Ben Muğla Lisesi’ndeydim. Lise öğrencileri Türkçe dilbilgisinden habersizdiler. Türkçe cümle yapısından habersiz öğrencilere Fransızca öğretmek mümkün olmadığı için önce işin Türkçesini öğretmem gerekiyordu. Bunun üzerine milliyetçi edebiyat öğretmenleri tarafından düşman ilan edildim. Öğrenciler bitişik elyazısı yazamıyordu, öğretmeye kalkıştım. Derken yıl sonu geldi. O zamanlar “öğretmenler kurulu kararı ile sınıf geçmek” vardı. Bütün baskıya karşın böyle bir şey yapmadım. Derken bir gün Milli Eğitim Bakanlığı’ndan yazılı cevap vermem gereken sorular geldi yani soruşturma açıldı. Gereken cevabı verdim. Bu cevap metnine yayımlanacak ilk kitabımda yer vereceğim. Bu arada vali ile Adalet Partisi başkanıyla aramızda (Ülker ve ben) geçen sorunları atlıyorum.

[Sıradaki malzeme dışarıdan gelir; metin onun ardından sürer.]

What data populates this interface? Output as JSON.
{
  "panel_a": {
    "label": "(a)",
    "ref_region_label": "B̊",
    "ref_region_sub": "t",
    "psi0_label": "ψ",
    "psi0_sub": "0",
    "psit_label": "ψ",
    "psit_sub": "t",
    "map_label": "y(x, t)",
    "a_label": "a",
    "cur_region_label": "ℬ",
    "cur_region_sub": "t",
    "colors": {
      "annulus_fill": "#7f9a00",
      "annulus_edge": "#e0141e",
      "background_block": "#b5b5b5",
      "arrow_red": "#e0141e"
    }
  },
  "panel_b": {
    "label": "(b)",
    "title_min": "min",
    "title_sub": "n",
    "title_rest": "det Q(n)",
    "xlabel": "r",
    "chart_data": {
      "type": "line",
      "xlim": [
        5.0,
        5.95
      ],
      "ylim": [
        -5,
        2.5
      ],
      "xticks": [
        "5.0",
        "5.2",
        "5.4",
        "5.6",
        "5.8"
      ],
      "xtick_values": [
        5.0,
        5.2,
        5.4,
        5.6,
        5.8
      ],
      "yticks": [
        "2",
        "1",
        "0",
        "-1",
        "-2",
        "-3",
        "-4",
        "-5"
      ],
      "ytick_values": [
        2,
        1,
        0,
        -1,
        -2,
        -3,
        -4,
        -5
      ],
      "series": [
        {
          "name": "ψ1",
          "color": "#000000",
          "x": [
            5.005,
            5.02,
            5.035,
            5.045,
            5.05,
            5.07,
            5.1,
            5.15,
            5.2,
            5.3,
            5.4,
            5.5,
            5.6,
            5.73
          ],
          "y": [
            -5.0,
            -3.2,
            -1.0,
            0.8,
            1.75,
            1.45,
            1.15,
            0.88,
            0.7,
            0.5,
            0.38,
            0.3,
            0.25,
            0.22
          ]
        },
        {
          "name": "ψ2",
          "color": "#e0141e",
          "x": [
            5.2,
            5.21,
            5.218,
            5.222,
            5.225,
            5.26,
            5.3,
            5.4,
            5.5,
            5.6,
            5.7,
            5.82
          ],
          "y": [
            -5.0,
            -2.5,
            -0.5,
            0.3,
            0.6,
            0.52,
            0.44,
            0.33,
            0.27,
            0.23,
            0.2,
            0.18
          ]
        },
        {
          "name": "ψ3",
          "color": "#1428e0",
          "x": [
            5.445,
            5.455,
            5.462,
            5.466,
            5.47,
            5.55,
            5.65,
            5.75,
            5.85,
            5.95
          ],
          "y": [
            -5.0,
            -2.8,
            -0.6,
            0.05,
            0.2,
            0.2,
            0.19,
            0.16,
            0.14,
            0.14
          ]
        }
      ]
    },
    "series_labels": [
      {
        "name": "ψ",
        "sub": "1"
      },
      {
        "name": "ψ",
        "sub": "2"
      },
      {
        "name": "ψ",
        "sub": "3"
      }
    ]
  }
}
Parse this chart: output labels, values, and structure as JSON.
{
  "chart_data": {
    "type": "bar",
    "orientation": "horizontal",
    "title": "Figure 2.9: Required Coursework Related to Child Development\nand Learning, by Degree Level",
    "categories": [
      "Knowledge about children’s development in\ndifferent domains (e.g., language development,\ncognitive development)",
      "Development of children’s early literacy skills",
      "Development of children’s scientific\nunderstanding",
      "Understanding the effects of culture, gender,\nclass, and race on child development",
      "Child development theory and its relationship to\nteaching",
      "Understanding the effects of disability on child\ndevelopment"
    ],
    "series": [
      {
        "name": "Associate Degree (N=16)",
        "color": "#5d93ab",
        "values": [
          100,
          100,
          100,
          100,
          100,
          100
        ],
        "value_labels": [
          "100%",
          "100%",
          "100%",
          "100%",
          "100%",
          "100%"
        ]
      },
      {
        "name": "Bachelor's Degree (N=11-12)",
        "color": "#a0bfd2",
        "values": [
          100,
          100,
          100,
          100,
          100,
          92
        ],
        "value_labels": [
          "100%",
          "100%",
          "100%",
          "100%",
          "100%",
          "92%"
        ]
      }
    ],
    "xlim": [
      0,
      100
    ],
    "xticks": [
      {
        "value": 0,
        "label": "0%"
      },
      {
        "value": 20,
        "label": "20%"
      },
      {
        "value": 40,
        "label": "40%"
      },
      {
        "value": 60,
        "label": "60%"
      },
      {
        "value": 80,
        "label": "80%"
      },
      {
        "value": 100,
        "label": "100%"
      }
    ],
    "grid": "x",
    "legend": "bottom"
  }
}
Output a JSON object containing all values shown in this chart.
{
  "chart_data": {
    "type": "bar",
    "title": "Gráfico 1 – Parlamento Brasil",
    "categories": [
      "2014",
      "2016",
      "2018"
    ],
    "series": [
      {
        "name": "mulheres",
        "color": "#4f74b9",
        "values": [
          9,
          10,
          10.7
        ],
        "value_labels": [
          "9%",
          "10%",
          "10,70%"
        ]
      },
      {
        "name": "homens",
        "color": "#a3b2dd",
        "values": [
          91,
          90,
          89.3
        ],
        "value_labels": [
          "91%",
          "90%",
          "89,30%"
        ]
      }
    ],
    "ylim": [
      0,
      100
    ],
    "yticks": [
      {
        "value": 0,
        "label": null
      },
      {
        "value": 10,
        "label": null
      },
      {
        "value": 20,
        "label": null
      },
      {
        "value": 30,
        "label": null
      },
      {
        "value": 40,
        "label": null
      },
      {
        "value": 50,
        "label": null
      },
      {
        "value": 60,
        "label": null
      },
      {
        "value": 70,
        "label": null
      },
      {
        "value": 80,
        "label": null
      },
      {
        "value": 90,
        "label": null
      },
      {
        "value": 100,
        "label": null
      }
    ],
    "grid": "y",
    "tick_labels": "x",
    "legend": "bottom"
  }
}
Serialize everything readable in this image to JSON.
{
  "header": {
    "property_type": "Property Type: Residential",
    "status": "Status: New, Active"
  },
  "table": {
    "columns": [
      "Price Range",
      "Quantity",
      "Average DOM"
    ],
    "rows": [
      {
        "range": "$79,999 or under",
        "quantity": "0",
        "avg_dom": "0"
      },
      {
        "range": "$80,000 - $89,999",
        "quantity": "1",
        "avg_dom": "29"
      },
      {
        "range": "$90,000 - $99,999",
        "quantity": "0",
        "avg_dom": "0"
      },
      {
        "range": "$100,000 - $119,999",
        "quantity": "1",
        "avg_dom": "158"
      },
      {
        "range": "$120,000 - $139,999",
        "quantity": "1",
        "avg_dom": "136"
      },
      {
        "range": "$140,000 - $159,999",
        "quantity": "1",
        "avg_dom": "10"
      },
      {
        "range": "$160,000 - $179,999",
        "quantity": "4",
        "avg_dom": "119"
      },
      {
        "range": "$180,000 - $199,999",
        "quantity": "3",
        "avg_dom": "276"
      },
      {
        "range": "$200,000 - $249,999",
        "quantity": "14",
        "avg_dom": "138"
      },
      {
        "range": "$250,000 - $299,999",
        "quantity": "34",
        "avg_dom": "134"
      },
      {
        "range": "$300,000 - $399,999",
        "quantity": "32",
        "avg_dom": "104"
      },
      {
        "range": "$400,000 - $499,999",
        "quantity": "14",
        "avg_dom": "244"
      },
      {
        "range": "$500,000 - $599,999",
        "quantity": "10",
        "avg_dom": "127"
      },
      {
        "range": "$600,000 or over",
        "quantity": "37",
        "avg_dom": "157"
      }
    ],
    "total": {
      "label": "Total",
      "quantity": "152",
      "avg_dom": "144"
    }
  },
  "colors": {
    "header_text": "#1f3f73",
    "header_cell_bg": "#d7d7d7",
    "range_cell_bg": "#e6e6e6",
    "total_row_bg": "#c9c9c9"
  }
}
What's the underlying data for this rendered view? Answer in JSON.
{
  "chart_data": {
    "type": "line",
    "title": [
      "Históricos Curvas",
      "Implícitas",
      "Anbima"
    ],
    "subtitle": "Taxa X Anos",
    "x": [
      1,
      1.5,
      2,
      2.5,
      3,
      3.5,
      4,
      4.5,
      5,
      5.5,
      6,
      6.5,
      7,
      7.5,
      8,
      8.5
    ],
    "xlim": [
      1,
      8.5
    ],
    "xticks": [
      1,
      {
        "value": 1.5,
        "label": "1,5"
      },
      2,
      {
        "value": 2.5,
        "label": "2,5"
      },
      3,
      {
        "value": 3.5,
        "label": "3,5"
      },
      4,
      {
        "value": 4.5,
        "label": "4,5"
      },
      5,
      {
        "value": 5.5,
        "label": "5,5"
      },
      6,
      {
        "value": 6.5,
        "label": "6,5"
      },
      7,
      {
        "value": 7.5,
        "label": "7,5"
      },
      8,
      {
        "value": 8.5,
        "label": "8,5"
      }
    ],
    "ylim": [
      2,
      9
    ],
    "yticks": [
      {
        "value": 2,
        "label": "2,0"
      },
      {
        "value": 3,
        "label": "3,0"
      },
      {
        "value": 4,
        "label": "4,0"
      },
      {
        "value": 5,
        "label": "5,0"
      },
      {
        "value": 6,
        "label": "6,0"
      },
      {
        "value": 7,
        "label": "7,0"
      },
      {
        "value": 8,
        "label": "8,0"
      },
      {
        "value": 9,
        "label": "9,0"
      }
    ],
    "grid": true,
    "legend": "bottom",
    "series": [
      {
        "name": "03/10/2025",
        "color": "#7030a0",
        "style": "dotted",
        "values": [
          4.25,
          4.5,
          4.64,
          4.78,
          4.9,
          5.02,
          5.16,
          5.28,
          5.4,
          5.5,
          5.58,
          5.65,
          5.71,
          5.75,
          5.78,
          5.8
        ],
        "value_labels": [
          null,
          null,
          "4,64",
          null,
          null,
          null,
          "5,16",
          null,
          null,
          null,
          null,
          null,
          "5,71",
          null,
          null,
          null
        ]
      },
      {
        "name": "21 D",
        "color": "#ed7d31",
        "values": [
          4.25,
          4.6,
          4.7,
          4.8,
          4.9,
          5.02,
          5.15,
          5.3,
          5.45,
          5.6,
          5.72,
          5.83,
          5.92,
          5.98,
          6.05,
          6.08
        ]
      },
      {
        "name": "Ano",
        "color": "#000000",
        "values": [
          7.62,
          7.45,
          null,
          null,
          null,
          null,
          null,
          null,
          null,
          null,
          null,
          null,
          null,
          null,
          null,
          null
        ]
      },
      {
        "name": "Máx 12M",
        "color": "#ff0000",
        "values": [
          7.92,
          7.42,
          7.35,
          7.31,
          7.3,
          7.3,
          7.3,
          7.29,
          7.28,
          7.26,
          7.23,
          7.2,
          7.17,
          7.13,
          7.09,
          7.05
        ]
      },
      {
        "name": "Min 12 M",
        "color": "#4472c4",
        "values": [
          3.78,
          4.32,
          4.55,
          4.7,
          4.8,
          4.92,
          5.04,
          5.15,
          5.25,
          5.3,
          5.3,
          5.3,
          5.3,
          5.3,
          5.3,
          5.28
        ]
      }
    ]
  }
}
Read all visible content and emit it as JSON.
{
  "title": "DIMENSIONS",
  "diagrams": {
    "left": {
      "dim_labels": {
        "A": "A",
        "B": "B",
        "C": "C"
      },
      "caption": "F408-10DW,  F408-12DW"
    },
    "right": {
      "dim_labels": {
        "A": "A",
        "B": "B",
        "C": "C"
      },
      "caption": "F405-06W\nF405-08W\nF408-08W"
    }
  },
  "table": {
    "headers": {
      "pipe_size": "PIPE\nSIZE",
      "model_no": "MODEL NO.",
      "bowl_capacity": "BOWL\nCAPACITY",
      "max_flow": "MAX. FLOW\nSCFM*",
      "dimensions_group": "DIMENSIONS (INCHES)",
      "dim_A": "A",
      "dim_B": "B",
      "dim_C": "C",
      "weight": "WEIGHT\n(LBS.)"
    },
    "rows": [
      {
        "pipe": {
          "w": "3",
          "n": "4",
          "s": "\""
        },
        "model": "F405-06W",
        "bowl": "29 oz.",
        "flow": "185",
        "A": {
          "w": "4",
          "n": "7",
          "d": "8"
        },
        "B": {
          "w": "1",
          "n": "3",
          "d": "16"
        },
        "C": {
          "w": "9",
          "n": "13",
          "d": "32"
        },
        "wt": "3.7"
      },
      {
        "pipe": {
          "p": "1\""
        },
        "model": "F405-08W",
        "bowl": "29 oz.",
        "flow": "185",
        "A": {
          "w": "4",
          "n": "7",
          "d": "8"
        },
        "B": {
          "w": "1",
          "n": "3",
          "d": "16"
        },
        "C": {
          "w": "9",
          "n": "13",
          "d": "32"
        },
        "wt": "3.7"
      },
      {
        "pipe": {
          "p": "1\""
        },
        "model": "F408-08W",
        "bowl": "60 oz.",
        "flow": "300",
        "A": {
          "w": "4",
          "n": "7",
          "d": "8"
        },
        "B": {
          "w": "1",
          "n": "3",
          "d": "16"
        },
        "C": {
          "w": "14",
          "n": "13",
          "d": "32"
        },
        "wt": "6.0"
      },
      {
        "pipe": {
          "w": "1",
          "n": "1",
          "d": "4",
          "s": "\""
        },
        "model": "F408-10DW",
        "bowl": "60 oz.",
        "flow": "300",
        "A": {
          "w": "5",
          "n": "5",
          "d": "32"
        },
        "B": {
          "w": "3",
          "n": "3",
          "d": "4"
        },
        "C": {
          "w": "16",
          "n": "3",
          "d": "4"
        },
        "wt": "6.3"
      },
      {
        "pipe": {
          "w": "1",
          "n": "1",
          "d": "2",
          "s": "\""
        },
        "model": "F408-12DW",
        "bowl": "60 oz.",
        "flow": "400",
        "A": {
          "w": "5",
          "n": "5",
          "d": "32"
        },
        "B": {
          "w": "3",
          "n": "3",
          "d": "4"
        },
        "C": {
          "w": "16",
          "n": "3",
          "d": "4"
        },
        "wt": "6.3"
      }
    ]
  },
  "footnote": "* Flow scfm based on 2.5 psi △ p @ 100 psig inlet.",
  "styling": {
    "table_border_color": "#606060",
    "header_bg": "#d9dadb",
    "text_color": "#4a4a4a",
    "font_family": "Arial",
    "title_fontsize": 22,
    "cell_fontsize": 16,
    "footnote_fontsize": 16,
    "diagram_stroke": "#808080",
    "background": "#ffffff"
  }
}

1968-1969 ders yılında, yeni açılan bir ortaokula, ek branşım İngilizce olduğu için İngilizce öğretmeni olarak atandım. Bu arada bana ve Ülker’e ölüm tehditleri gelmeye başladı. Ülker’in başına gelenleri anlatmıyorum. Kuşkusuz başıma, başımıza gelenleri Ankara’daki çevrem biliyordu. 1969 yılı sonuna doğru beni Ankara’ya çağırdılar. TRT’de reorganizasyon vardı; televizyon yeni kuruluyordu. Önce dış haberlerde mütercim olarak işe başladım. Birkaç ay sonra televizyona geçtim. 1982 yılında emekli edilinceye kadar televizyonda önemli görevler yüklendim. Televizyonda, öğretmen olarak yetiştirilmem benim ve işimin çok işine yaradı. Daha sonra on yıl Can ve Telos yayınevlerinde editörlük ve yayın yöneticiliği yaptım. Öğretmenliğim çok işime yaradı. 2000-2012 yılları arasında Hürriyet gazetesinde yazarken de öğretmendim. Cumhuriyet gazetesinde yazarken TELE1’deki programda da gene öğretmenim.

Hayatım boyunca Cumhuriyet Devrimlerine bağlı kaldım. Laik, demokratik ve sosyal hukuk devleti olan Cumhuriyetimizin neferi oldum. Çünkü ben bir öğretmenim!